A total of 160 patients were enrolled. The correlation coefficients for PPI and PaP scores with survival time were -0.305 and -0.352 (both p < 0.001), but the predictabilities were only marginal at 0.087 and 0.118, respectively. In multiple regression, liver metastasis was an independent poor prognostic factor as adjusted by PPI (β = -8.495, p = 0.013) or PaP score (β = -7.139, p = 0.034), while feeding gastrostomy or jejunostomy were found to prolong survival as adjusted by PPI (β = 24.461, p < 0.001) or PaP score (β = 27.419, p < 0.001).

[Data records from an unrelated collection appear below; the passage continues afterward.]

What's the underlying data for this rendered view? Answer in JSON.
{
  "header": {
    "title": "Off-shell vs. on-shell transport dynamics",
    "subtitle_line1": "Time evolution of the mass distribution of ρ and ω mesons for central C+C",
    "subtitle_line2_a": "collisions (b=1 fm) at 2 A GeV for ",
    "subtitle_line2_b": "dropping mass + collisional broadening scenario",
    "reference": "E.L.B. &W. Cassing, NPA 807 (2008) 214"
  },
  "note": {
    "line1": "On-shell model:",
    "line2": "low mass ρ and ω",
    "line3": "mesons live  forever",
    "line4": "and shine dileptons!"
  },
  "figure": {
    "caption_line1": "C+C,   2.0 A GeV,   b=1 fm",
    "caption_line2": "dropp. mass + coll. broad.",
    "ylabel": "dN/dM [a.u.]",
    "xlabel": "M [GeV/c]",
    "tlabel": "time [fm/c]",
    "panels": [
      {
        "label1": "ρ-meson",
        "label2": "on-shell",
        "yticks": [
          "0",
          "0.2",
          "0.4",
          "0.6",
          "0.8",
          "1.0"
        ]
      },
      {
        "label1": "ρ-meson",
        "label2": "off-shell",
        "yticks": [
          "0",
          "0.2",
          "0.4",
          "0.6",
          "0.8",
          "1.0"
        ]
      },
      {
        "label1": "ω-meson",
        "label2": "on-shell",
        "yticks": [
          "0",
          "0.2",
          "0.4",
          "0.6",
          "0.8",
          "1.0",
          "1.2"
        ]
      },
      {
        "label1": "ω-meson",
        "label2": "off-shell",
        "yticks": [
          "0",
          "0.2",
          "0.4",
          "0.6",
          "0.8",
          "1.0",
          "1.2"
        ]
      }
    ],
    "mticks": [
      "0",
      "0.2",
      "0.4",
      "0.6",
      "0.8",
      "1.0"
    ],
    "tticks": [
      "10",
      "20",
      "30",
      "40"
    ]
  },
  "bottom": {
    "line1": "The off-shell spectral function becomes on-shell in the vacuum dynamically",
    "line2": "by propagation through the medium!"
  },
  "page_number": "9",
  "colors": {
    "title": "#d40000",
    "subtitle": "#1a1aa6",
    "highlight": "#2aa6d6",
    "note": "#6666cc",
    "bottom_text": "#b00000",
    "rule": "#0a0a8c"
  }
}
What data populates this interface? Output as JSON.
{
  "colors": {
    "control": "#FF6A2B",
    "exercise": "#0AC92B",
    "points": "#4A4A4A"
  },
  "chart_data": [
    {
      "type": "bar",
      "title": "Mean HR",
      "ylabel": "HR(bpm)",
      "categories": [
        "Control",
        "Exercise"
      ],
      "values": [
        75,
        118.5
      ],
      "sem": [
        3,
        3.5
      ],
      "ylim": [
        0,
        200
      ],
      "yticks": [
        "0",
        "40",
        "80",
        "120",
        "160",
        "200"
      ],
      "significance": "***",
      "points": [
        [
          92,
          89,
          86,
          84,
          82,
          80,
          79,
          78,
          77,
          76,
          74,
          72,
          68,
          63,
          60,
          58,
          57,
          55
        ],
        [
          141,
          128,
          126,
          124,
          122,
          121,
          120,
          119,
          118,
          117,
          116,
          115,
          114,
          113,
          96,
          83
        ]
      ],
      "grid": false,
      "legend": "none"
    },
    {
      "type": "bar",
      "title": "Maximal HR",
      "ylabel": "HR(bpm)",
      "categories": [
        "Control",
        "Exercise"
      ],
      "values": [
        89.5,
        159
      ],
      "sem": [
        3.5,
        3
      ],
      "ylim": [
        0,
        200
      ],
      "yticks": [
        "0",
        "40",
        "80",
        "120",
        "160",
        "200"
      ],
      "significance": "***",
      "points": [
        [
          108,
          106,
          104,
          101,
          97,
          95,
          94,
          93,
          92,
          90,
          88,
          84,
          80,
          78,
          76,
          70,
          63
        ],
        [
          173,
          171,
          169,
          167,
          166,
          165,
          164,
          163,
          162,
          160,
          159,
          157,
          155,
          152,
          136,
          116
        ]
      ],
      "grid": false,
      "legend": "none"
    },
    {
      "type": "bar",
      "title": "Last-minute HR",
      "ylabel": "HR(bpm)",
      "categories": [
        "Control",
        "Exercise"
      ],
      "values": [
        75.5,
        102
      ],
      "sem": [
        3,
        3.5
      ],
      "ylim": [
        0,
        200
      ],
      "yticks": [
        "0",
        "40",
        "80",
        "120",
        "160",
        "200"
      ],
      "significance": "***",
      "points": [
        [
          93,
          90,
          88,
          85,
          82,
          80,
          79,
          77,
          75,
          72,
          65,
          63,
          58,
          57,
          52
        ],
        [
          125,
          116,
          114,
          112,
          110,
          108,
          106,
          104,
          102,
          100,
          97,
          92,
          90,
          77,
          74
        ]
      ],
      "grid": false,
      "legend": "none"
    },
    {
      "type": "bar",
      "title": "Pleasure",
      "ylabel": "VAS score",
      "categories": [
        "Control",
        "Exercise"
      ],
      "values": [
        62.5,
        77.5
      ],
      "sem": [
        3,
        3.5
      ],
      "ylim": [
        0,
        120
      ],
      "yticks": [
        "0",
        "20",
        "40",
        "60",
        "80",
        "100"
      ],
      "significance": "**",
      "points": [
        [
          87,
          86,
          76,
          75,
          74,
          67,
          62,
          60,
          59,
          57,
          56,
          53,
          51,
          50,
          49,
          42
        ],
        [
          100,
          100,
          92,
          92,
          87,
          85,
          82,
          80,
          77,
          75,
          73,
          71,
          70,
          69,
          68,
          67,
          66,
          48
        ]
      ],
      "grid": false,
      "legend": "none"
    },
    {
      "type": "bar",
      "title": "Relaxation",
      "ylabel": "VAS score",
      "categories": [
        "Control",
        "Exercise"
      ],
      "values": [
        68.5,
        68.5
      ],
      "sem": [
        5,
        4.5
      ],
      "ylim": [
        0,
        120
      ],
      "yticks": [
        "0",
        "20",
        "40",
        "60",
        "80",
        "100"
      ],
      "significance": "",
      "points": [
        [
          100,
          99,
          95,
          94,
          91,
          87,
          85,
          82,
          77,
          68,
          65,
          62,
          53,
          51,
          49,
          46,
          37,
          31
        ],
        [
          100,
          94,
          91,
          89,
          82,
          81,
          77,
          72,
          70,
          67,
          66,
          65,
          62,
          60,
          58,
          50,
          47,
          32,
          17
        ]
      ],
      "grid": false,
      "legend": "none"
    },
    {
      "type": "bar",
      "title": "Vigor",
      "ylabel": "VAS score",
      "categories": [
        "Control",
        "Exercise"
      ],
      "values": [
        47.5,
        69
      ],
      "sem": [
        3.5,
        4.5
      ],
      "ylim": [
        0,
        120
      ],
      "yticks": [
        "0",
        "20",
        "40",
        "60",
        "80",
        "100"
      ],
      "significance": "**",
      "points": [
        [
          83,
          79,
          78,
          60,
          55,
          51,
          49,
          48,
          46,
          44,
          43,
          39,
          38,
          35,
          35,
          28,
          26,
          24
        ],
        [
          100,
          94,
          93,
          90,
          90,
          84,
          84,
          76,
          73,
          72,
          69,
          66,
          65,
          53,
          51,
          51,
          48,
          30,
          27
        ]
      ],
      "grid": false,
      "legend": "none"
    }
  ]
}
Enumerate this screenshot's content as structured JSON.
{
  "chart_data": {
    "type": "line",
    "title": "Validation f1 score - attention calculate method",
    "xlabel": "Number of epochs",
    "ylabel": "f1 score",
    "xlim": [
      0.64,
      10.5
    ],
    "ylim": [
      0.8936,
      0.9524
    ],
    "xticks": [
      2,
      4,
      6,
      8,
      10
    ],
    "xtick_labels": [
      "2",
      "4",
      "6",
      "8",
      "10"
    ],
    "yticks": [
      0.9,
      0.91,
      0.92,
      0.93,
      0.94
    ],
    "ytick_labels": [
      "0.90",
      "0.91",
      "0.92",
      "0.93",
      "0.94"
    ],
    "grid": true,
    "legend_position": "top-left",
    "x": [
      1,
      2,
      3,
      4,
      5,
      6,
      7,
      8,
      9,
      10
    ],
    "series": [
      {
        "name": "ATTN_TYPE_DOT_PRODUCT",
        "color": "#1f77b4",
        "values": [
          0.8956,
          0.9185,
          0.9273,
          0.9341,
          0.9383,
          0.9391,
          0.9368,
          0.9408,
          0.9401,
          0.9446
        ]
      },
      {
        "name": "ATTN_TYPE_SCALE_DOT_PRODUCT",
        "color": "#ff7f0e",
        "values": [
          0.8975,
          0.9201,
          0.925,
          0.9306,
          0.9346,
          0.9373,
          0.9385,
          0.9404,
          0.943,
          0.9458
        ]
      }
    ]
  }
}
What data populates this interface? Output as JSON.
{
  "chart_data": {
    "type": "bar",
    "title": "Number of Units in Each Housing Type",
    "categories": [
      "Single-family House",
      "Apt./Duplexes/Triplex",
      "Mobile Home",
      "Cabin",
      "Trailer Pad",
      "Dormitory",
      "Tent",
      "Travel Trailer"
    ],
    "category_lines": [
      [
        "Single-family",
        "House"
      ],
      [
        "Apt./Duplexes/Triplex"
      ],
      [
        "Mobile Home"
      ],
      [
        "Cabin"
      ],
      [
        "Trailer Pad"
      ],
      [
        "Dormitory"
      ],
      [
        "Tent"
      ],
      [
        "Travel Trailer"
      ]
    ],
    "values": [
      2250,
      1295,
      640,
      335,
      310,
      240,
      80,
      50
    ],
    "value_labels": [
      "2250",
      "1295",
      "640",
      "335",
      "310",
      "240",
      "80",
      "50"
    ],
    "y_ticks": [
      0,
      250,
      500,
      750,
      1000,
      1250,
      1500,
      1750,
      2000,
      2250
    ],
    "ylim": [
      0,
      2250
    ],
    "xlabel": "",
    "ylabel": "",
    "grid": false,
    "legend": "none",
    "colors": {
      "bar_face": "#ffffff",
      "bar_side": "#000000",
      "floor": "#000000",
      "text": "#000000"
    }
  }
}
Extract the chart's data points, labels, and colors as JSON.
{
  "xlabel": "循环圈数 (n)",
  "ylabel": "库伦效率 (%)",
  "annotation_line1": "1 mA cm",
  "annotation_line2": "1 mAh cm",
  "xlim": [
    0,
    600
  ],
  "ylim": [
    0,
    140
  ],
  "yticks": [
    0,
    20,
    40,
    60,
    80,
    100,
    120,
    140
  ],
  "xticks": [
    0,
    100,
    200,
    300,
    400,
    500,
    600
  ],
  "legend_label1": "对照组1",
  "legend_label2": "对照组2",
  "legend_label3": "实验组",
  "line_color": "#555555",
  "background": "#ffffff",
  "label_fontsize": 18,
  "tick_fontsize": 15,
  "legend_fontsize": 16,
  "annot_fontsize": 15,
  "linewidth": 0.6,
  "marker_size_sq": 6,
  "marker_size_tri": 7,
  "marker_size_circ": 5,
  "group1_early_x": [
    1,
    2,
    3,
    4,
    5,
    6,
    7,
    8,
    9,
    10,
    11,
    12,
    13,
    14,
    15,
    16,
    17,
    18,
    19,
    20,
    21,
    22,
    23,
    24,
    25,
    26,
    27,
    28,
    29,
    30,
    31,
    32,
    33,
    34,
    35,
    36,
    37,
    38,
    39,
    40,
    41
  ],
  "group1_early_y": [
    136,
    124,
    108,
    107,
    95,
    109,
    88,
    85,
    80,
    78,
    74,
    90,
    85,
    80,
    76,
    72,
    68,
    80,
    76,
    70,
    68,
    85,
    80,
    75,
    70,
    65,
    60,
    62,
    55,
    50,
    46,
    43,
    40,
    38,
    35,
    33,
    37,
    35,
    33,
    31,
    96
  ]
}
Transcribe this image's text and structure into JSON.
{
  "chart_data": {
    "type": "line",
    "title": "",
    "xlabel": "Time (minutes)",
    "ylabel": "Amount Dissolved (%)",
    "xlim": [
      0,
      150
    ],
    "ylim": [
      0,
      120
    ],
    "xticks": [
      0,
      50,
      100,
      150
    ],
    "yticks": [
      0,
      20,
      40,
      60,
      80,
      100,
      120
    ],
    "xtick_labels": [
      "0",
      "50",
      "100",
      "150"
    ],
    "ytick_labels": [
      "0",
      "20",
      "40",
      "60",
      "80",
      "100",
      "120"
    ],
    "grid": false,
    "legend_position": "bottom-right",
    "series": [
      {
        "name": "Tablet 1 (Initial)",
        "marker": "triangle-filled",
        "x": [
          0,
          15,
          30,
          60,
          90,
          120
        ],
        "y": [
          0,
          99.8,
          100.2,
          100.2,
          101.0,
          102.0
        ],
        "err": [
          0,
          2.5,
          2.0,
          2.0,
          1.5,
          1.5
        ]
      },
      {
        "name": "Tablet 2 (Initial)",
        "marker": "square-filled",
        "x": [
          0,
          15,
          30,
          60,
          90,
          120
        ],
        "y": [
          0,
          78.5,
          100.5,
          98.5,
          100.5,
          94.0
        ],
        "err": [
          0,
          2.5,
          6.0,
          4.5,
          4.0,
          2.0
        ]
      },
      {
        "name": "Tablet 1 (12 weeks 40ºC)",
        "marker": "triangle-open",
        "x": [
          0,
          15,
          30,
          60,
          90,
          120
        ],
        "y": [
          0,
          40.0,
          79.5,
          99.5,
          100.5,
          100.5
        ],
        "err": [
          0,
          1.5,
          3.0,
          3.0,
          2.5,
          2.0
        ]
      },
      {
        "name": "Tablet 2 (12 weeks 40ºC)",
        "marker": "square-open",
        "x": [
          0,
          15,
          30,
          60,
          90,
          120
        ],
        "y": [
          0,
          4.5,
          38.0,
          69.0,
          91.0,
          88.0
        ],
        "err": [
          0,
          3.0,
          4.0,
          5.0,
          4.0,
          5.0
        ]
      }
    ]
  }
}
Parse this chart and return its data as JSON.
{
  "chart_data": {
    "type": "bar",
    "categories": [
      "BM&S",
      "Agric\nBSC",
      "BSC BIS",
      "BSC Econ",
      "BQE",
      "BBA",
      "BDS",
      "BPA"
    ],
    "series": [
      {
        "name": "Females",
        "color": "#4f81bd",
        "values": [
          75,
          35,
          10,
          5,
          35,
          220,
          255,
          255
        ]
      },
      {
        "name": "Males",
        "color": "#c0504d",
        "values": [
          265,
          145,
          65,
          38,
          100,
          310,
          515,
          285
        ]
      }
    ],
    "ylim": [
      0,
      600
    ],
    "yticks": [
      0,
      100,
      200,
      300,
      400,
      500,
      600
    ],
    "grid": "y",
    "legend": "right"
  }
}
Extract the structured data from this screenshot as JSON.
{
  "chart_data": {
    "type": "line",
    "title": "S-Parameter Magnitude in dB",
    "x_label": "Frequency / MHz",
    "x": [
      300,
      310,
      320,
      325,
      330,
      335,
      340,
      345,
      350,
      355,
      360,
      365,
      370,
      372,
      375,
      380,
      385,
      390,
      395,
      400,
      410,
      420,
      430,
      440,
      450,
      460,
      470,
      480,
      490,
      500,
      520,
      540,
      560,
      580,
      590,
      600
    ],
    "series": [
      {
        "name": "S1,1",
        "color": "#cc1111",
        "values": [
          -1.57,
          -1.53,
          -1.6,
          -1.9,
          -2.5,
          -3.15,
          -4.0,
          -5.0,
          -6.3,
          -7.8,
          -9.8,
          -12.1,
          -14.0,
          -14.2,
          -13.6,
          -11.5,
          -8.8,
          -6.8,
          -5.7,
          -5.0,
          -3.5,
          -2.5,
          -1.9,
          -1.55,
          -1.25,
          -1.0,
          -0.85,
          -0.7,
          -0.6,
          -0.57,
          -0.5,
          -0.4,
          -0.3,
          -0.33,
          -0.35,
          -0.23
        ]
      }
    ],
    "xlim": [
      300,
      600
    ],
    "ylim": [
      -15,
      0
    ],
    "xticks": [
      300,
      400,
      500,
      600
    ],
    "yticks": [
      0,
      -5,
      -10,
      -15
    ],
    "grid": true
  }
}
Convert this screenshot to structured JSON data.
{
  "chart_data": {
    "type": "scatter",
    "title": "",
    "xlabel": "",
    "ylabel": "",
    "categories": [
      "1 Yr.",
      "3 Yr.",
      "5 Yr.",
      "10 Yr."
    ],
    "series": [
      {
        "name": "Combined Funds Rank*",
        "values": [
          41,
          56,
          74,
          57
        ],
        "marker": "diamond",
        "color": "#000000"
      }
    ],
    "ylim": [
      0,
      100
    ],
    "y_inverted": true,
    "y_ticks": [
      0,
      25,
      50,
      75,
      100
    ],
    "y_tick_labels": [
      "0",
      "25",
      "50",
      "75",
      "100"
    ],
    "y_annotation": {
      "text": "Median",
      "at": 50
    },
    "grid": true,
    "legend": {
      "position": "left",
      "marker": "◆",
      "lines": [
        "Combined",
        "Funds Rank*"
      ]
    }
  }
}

Association between PPI and PaP with patient survival in cancer patients at their terminal stages is low. The presence of liver metastases is a poor survival factor independent of PPI and PaP score.
对于接受临终关怀的癌症患者,生存预测很重要。姑息预后指数(PPI)和姑息预后(PaP)评分已被用于预测癌症患者的生存。然而,上述工具未考虑癌症原发部位的转移状态、肠内喂养管、 Foley 导管、气管造口术和治疗干预。本研究旨在探讨除 PPI 和 PaP 之外的癌症特征和潜在临床因素,以预测患者的生存。
我们对 2021 年 1 月至 2021 年 12 月期间入住临终关怀病房的癌症患者进行了回顾性研究。我们检查了 PPI 和 PaP 评分与临终关怀病房入院后生存时间的相关性。多元线性回归用于检验除 PPI 和 PaP 之外的潜在临床因素对生存的预测作用。
共纳入 160 例患者。PPI 和 PaP 评分与生存时间的相关系数分别为-0.305 和-0.352(均<0.001),但预测能力仅为 0.087 和 0.118。多元回归分析显示,肝转移是 PPI(β=-8.495,p=0.013)或 PaP 评分(β=-7.139,p=0.034)校正后的独立不良预后因素,而胃或空肠造口术喂养被发现可延长 PPI(β=24.461,p<0.001)或 PaP 评分(β=27.419,p<0.001)校正后的生存时间。
在癌症终末期患者中,PPI 和 PaP 与患者生存的相关性较低。肝转移的存在是一个独立于 PPI 和 PaP 评分的不良生存因素。